The wrongful death lawsuit documents Harris Hopkins’ struggle to be taken seriously, her precipitous decline, and her eventual death during her prison stay.
The lawsuit alleges that within the first week of Harris Hopkins’ sentence, she was transported to a nearby hospital for emergency medical treatment. She was discharged shortly after that.
A week later, she requested medication to treat nausea, diarrhea, and vomiting. She also reported anal bleeding, double vision, and intense pain in her stomach.
She was taken to the hospital again, and the physician concluded that it was “possible” she had celiac disease.
Meanwhile, Harris Hopkins lost 34 pounds, and her health continued to decline, all of which her family alleges would have been prevented had the staff provided her with gluten-free food and medical care.
When prison officials continued to fail to provide reasonable medical and dietary accommodations, Harris Hopkins filed a grievance stating, “I am malnutritioned [sic] and vitamin deficient” and, “The items above can kill me. HELP ME!”
Still, no one helped her.
Harris Hopkins died several months after filing the initial grievance. The Office of the Medical Investigator found she suffered from “profound malnutrition” from untreated celiac disease.
In April 2023, nearly seven years after Harris Hopkins’ death, the state paid her estate a $200,000 settlement.
What Is Celiac Disease?
Celiac disease is an autoimmune disorder that damages the small intestine, which is responsible for absorbing nutrients from food and distributing those nutrients to every cell and organ in the body.

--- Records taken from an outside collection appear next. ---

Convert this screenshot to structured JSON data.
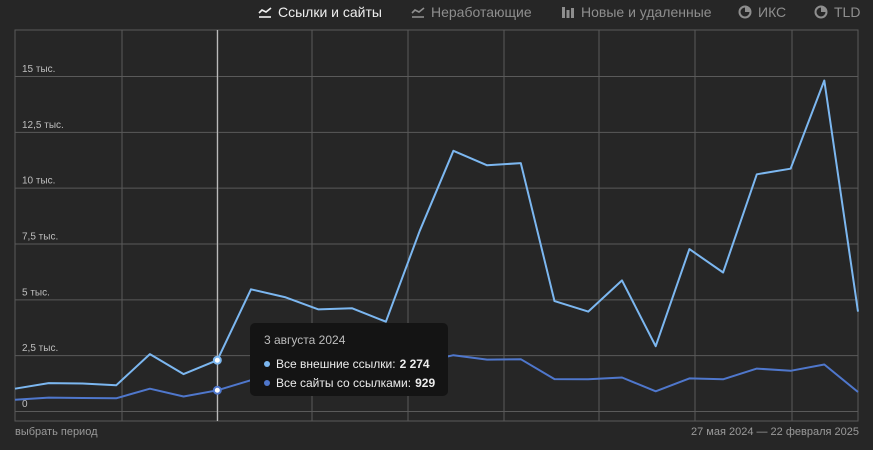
{
  "tabs": [
    {
      "label": "Ссылки и сайты",
      "icon": "line-chart-icon",
      "active": true
    },
    {
      "label": "Неработающие",
      "icon": "line-chart-icon",
      "active": false
    },
    {
      "label": "Новые и удаленные",
      "icon": "bar-chart-icon",
      "active": false
    },
    {
      "label": "ИКС",
      "icon": "iks-icon",
      "active": false
    },
    {
      "label": "TLD",
      "icon": "tld-icon",
      "active": false
    }
  ],
  "footer": {
    "period_link": "выбрать период",
    "date_range": "27 мая 2024 — 22 февраля 2025"
  },
  "tooltip": {
    "date": "3 августа 2024",
    "rows": [
      {
        "label": "Все внешние ссылки:",
        "value": "2 274",
        "color": "#7cb7f0"
      },
      {
        "label": "Все сайты со ссылками:",
        "value": "929",
        "color": "#4f77cc"
      }
    ]
  },
  "chart_data": {
    "type": "line",
    "x": [
      "27 мая 2024",
      "",
      "",
      "",
      "",
      "",
      "3 августа 2024",
      "",
      "",
      "",
      "",
      "",
      "",
      "",
      "",
      "",
      "",
      "",
      "",
      "",
      "",
      "",
      "",
      "",
      "",
      "22 февраля 2025"
    ],
    "y_ticks": [
      "0",
      "2,5 тыс.",
      "5 тыс.",
      "7,5 тыс.",
      "10 тыс.",
      "12,5 тыс.",
      "15 тыс."
    ],
    "y_tick_values": [
      0,
      2500,
      5000,
      7500,
      10000,
      12500,
      15000
    ],
    "ylim": [
      0,
      17500
    ],
    "grid": true,
    "highlight_index": 6,
    "series": [
      {
        "name": "Все внешние ссылки",
        "color": "#7cb7f0",
        "values": [
          1000,
          1250,
          1230,
          1150,
          2550,
          1650,
          2274,
          5450,
          5100,
          4550,
          4600,
          4000,
          8050,
          11650,
          11000,
          11100,
          4920,
          4450,
          5850,
          2900,
          7250,
          6200,
          10600,
          10850,
          14800,
          4450
        ]
      },
      {
        "name": "Все сайты со ссылками",
        "color": "#4f77cc",
        "values": [
          500,
          600,
          580,
          570,
          1000,
          650,
          929,
          1380,
          1450,
          1500,
          1550,
          1600,
          2150,
          2500,
          2300,
          2320,
          1430,
          1420,
          1500,
          880,
          1460,
          1420,
          1900,
          1800,
          2080,
          850
        ]
      }
    ]
  }
}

People with undiagnosed and unmanaged celiac disease are often deficient in one or more nutrients. They suffer from a variety of painful symptoms, including bloating and diarrhea, as well as serious conditions such as itchy blisters on the skin and even cancer or death.

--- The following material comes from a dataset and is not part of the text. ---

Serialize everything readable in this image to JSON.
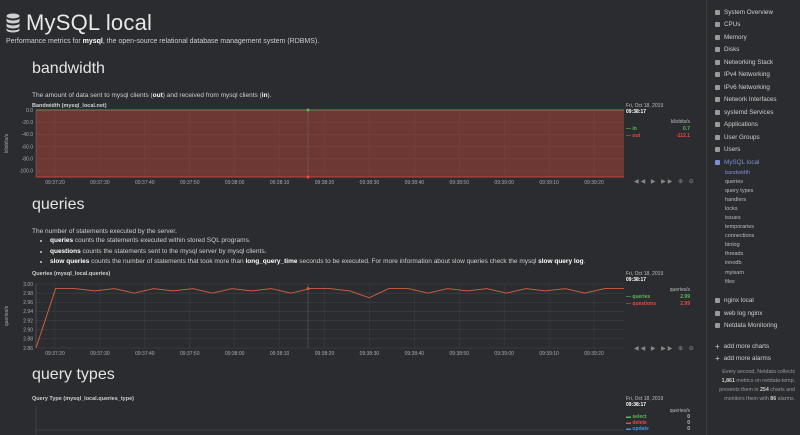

The only treatment option for celiac disease is a strict, lifelong gluten-free diet. There are no medications, vaccines, or surgical procedures to cure celiac disease.
The ADA Fails Inmates with Celiac Disease and Food Allergies
The Americans with Disabilities Act (ADA) recognizes disabilities that affect major life activities, such as eating and digestion. Therefore, the ADA is designed to protect people with celiac disease. (Read: Is Celiac Disease a Disability?)

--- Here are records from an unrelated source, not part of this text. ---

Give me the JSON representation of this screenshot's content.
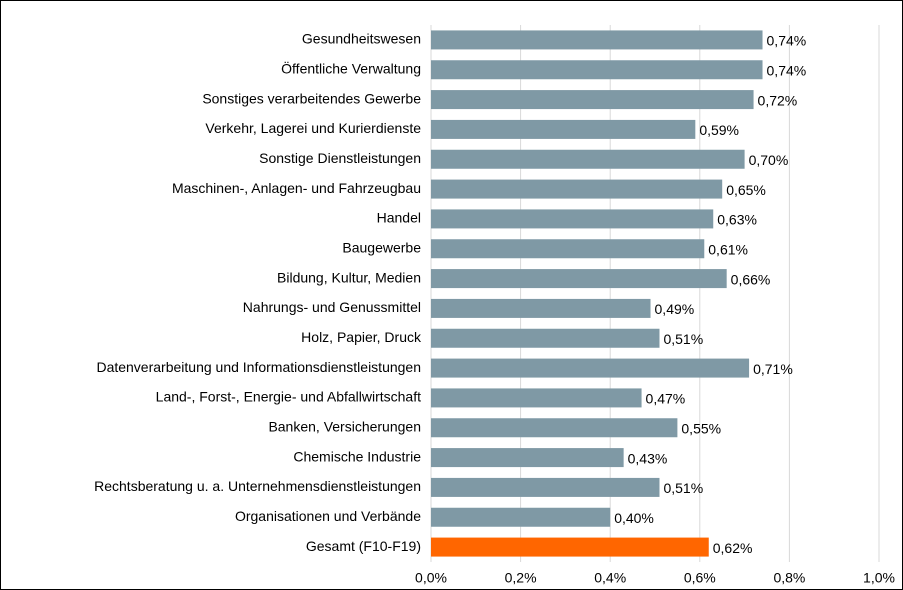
{
  "chart_data": {
    "type": "bar",
    "orientation": "horizontal",
    "categories": [
      "Gesundheitswesen",
      "Öffentliche Verwaltung",
      "Sonstiges verarbeitendes Gewerbe",
      "Verkehr, Lagerei und Kurierdienste",
      "Sonstige Dienstleistungen",
      "Maschinen-, Anlagen- und Fahrzeugbau",
      "Handel",
      "Baugewerbe",
      "Bildung, Kultur, Medien",
      "Nahrungs- und Genussmittel",
      "Holz, Papier, Druck",
      "Datenverarbeitung und Informationsdienstleistungen",
      "Land-, Forst-,  Energie- und Abfallwirtschaft",
      "Banken, Versicherungen",
      "Chemische Industrie",
      "Rechtsberatung u. a. Unternehmensdienstleistungen",
      "Organisationen und Verbände",
      "Gesamt (F10-F19)"
    ],
    "values": [
      0.74,
      0.74,
      0.72,
      0.59,
      0.7,
      0.65,
      0.63,
      0.61,
      0.66,
      0.49,
      0.51,
      0.71,
      0.47,
      0.55,
      0.43,
      0.51,
      0.4,
      0.62
    ],
    "value_labels": [
      "0,74%",
      "0,74%",
      "0,72%",
      "0,59%",
      "0,70%",
      "0,65%",
      "0,63%",
      "0,61%",
      "0,66%",
      "0,49%",
      "0,51%",
      "0,71%",
      "0,47%",
      "0,55%",
      "0,43%",
      "0,51%",
      "0,40%",
      "0,62%"
    ],
    "colors": [
      "#7f99a5",
      "#7f99a5",
      "#7f99a5",
      "#7f99a5",
      "#7f99a5",
      "#7f99a5",
      "#7f99a5",
      "#7f99a5",
      "#7f99a5",
      "#7f99a5",
      "#7f99a5",
      "#7f99a5",
      "#7f99a5",
      "#7f99a5",
      "#7f99a5",
      "#7f99a5",
      "#7f99a5",
      "#ff6600"
    ],
    "xlim": [
      0,
      1.0
    ],
    "xticks": [
      {
        "value": 0,
        "label": "0,0%"
      },
      {
        "value": 0.2,
        "label": "0,2%"
      },
      {
        "value": 0.4,
        "label": "0,4%"
      },
      {
        "value": 0.6,
        "label": "0,6%"
      },
      {
        "value": 0.8,
        "label": "0,8%"
      },
      {
        "value": 1.0,
        "label": "1,0%"
      }
    ],
    "grid": true
  }
}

The ADA’s protection extends to inmates with celiac disease and other medically-diagnosed gluten disorders or food allergies. Such protection requires prison officials to provide food-challenged prisoners with reasonable meal accommodations.
While the failure of prison officials to meet Harris Hopkins’ special dietary requests led to her untimely death, other inmates in other prisons also share how their pleas to be taken seriously fell on deaf ears.
In a disability discrimination lawsuit filed by prisoner Gaven Picciano, who has celiac disease, Picciano says that prison officials denied his “repeated requests” for gluten-free meals, forcing the inmate to go days and weeks without access to proper food.
The lawsuit alleges that after nine days with little food, Picciano reportedly became unresponsive. The guards tried to revive him with naloxone thinking he had overdosed. Picciano had not taken drugs or overdosed; instead, he collapsed from having no food.
After being treated for low blood pressure, dehydration, an electrolyte imbalance, and an irregular heartbeat, Picciano was released from the hospital and ordered to eat a gluten-free diet. He claimed that during his 13-month prison stay, he says he lost 35 pounds.
Another prisoner, Michael Saffioti, died in prison after being fed oatmeal that contained dairy despite notifying officials of his life-threatening dairy allergy. The prison paid his family $620,000 in a wrongful death claim.
Christopher Quaglin, a prisoner charged in connection with the January 6th Capitol riots, has celiac disease and is “starving to death,” according to his lawyer. His lawyer says Quaglin is being denied a special diet and adequate medical care for his celiac disease.
The jail’s superintendent denies Qaglin’s lawyer’s mistreatment accusations, retorting, “Quaglin is and has been receiving the appropriate dietitian-designed diet consistent with his specific dietary requirements and the appropriate level of medical services consistent with his diagnosis.”